I like the idea, I really do, but here was the problem: we knew what they were up to. We knew they were trying to entertain us. Entertaining us is fine but you can’t make your efforts so blatantly obvious. The little boy? I just felt bad for him. The announcers were also narrating it – if the announcers need to tell you what you’re seeing… it’s pointless. The photos of the previous champions would have been a nice tribute, but we had just seen them in the champions hall. Not to mention they aired that commercial of all men and womens’ champions about a trillion times over the course of the day.
Like I said, the idea was there, but did it have to be cheesy?
Same goes for the non-game entertainment. There was a segment where Roger Rasheed was giving the key points/what he would do if he were Murray or Djokovic. They had two images of him on-screen, looking like he was playing tennis against himself, essentially, but only one of him was speaking at a time which sort of defeated the purpose, don’t you think? You sort of think to yourself, “I know they’re trying to keep me entertained until the game starts… but was this really the best they could come up with? Just give me a black screen until 7:30, please.”
Next year, Australian Open, try not to be so cringe-worthy. You are a classy sport and you don’t need to resort to cheap tactics.
I do not need to tell you how much people love these Daily Deals. In fact, I can’t think of a single friend of mine who hasn’t subscribed at one point or another (except my boyfriend, but I think he’s just being resistant). At one point, these group buying sites were a gold mine – everyone wanted in and each business was worth several billion dollars. Their dominance has subsided recently, but they’re still around with around 45% of Australians subscribing to these services. That’s a big percentage, no matter how you slice it.
One thing I’ve found interesting is that people say the problem with these websites is that they keep offering the same things: meals at restaurants, salon services, tourist activities… you know the drill. People complain because they keep the same offers over and over (and over). So my question is this: why don’t they start a partnership with sports teams?

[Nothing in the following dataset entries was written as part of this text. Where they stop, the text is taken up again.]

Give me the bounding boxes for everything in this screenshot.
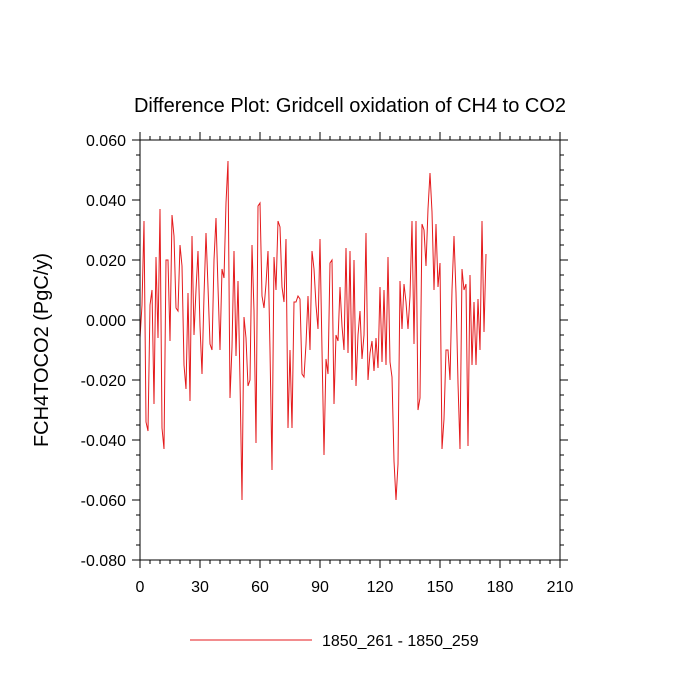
y-tick-label: 0.060 [86, 133, 126, 150]
x-axis-tick-labels: 0 30 60 90 120 150 180 210 [136, 579, 574, 596]
y-axis-tick-labels: -0.080 -0.060 -0.040 -0.020 0.000 0.020 0.040 0… [81, 133, 126, 570]
x-tick-label: 180 [487, 579, 514, 596]
series-line [139, 160, 487, 501]
x-tick-label: 0 [136, 579, 145, 596]
x-tick-label: 90 [311, 579, 329, 596]
legend: 1850_261 - 1850_259 [190, 633, 479, 650]
y-axis-label: FCH4TOCO2 (PgC/y) [31, 253, 53, 447]
y-tick-label: 0.040 [86, 193, 126, 210]
y-tick-label: -0.080 [81, 553, 126, 570]
plot-frame [139, 139, 561, 561]
x-tick-label: 150 [427, 579, 454, 596]
y-tick-label: 0.020 [86, 253, 126, 270]
y-tick-label: -0.040 [81, 433, 126, 450]
x-tick-label: 60 [251, 579, 269, 596]
x-tick-label: 30 [191, 579, 209, 596]
major-ticks [132, 132, 568, 568]
x-tick-label: 210 [547, 579, 574, 596]
y-tick-label: -0.060 [81, 493, 126, 510]
legend-label: 1850_261 - 1850_259 [322, 633, 479, 650]
y-tick-label: -0.020 [81, 373, 126, 390]
y-tick-label: 0.000 [86, 313, 126, 330]
x-tick-label: 120 [367, 579, 394, 596]
minor-ticks [136, 136, 564, 564]
chart-title: Difference Plot: Gridcell oxidation of C… [134, 95, 566, 117]
series-group [139, 160, 487, 501]
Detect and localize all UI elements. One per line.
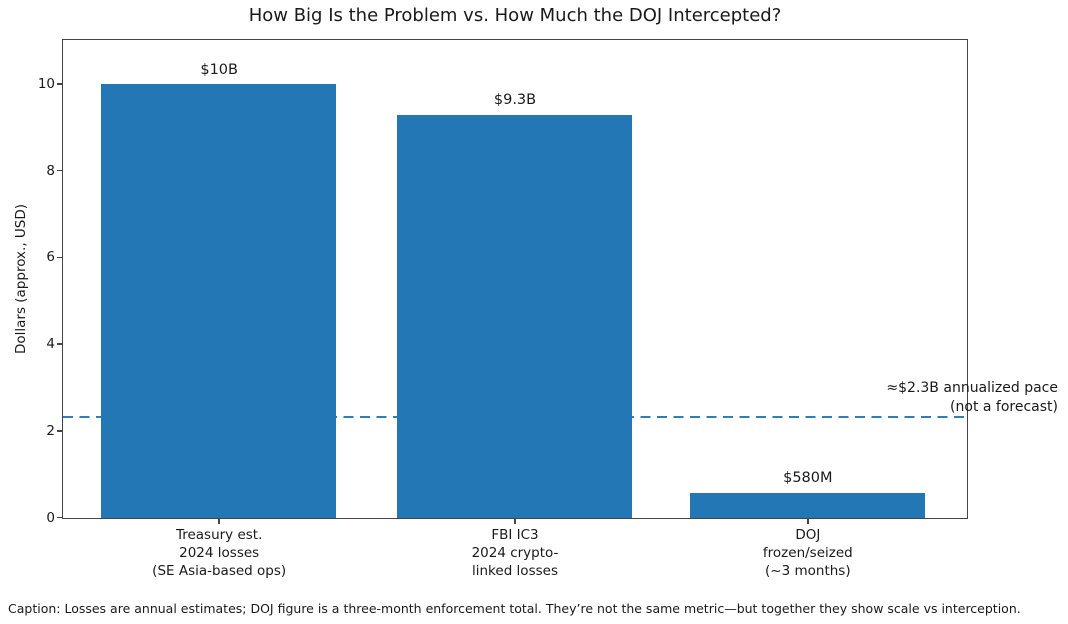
x-tick — [514, 519, 516, 524]
y-tick-label: 0 — [46, 509, 55, 526]
bar-1 — [397, 114, 632, 518]
x-tick-label: FBI IC3 2024 crypto- linked losses — [471, 527, 559, 579]
bar-2 — [689, 492, 925, 518]
bar-value-label: $10B — [200, 61, 238, 78]
chart-title: How Big Is the Problem vs. How Much the … — [248, 5, 782, 26]
bar-value-label: $580M — [783, 470, 833, 487]
y-tick-label: 10 — [37, 75, 55, 92]
y-tick — [56, 169, 62, 172]
y-tick — [56, 83, 62, 85]
bar-0 — [101, 84, 337, 518]
y-tick — [56, 516, 62, 519]
y-tick-label: 4 — [46, 336, 55, 353]
chart-caption: Caption: Losses are annual estimates; DO… — [8, 601, 1021, 616]
x-tick-label: Treasury est. 2024 losses (SE Asia-based… — [152, 527, 287, 579]
x-tick-label: DOJ frozen/seized (~3 months) — [762, 527, 853, 579]
y-tick — [56, 430, 62, 432]
plot-area — [62, 39, 968, 519]
bar-value-label: $9.3B — [493, 92, 537, 109]
y-tick-label: 2 — [46, 422, 55, 439]
reference-line-label: ≈$2.3B annualized pace (not a forecast) — [886, 380, 1058, 415]
y-tick-label: 8 — [46, 162, 55, 179]
x-tick — [807, 519, 809, 524]
x-tick — [218, 519, 220, 524]
y-tick-label: 6 — [46, 249, 55, 266]
y-tick — [56, 256, 62, 259]
y-tick — [56, 343, 62, 345]
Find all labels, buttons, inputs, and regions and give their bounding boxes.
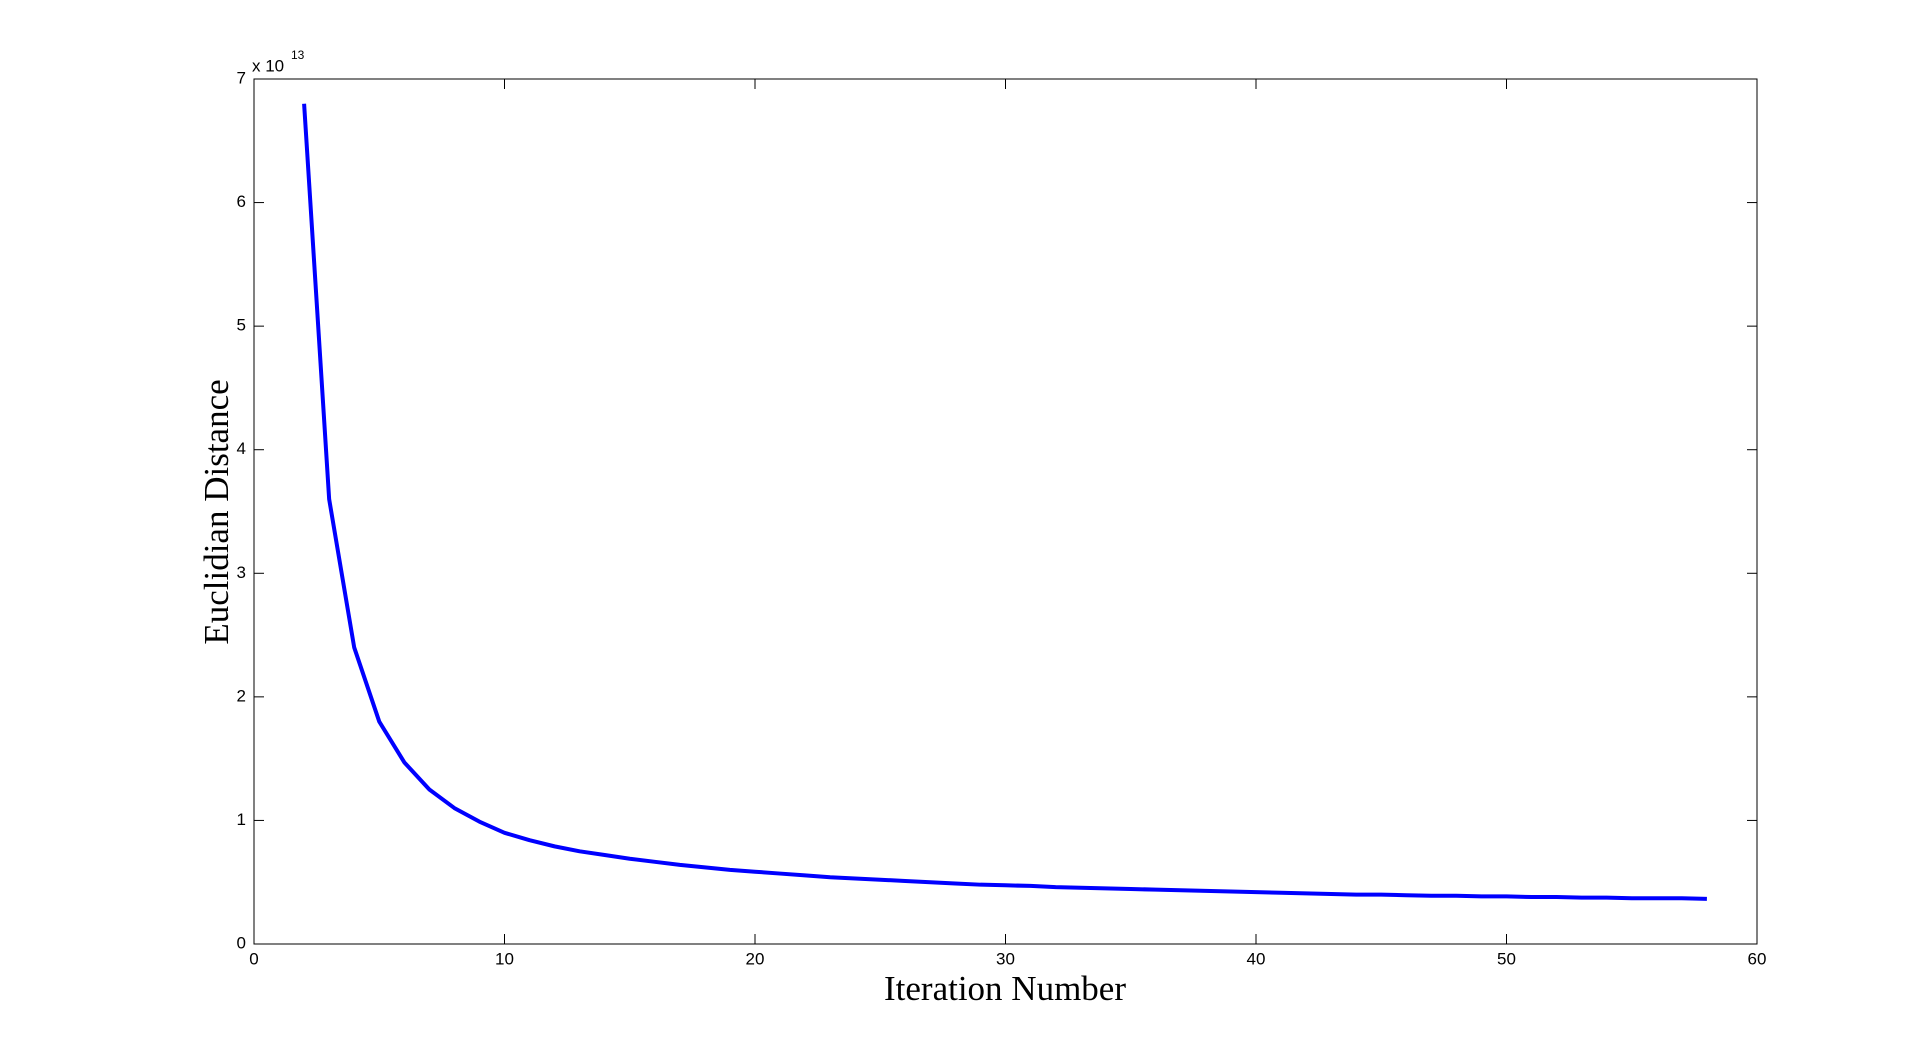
y-tick-label: 6 <box>237 192 246 211</box>
x-tick-label: 50 <box>1497 949 1516 968</box>
y-tick-label: 1 <box>237 810 246 829</box>
plot-frame <box>253 78 1758 945</box>
y-scale-label: x 10 <box>252 56 284 75</box>
x-tick-label: 10 <box>495 949 514 968</box>
y-tick-label: 5 <box>237 316 246 335</box>
x-axis-label: Iteration Number <box>884 969 1126 1008</box>
y-tick-label: 2 <box>237 686 246 705</box>
y-tick-label: 4 <box>237 439 246 458</box>
y-axis-label: Euclidian Distance <box>197 379 236 644</box>
x-tick-label: 30 <box>996 949 1015 968</box>
y-tick-label: 7 <box>237 68 246 87</box>
x-tick-label: 0 <box>249 949 258 968</box>
x-tick-label: 60 <box>1748 949 1767 968</box>
y-tick-label: 0 <box>237 933 246 952</box>
x-tick-label: 40 <box>1247 949 1266 968</box>
x-tick-label: 20 <box>746 949 765 968</box>
data-line <box>302 103 1707 901</box>
y-scale-exponent: 13 <box>291 48 305 62</box>
y-tick-label: 3 <box>237 563 246 582</box>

Think of the possibilities!
For the Daily Deals sites, they get variety to offer their customers, which makes them happy. The leagues/teams get to reach nearly half the Australian population. And when you think about it, the people who subscribe to websites like these are not always the same people who come to games. It’s an easy way to reach a different market. The people I know who subscribe to these websites are women (always a ‘get’ for teams) or people in families (you can hit four people with one email!). And these websites do the work of contacting them – all the leagues have to do is decide what to offer.
The obvious offer is tickets. Many clubs already have cheap tickets to encourage people to come to games, but other than grand finals or games with really popular teams, games rarely sell out. Clearly they could be making tickets even cheaper. This would be especially beneficial during weeks that low attendance is expected – games between clubs with low membership, or on days where other events are happening that could be bigger. It’s not fool-proof, but I’d be willing to bet that they’d sell tickets more than normal.
Think of all the other offers that could be made! A free food or drink item with entry, a supporter pack or other merchandise (every club I know ALWAYS has extra merch – I have a GWS member 2012 to prove it), maybe even an autographed item – all these things would be easily put on these websites and provide great advertising/marketing opportunities.
And I haven’t even told you the best part (well, almost the best part). The league will never have to reneg on a deal! One of the hard things about operating these sites is that if you don’t get enough people, the deal goes away. On the other hand, if you get too many, it’s impossible to redeem. I cannot see that happening at all. No club is going to sell out with these offers, nor will they run out of merch or food/drink. If they do… there’s always another game and another chance for redeeming the coupons. Seriously? This is genius. Set up those sponsorship meetings, guys!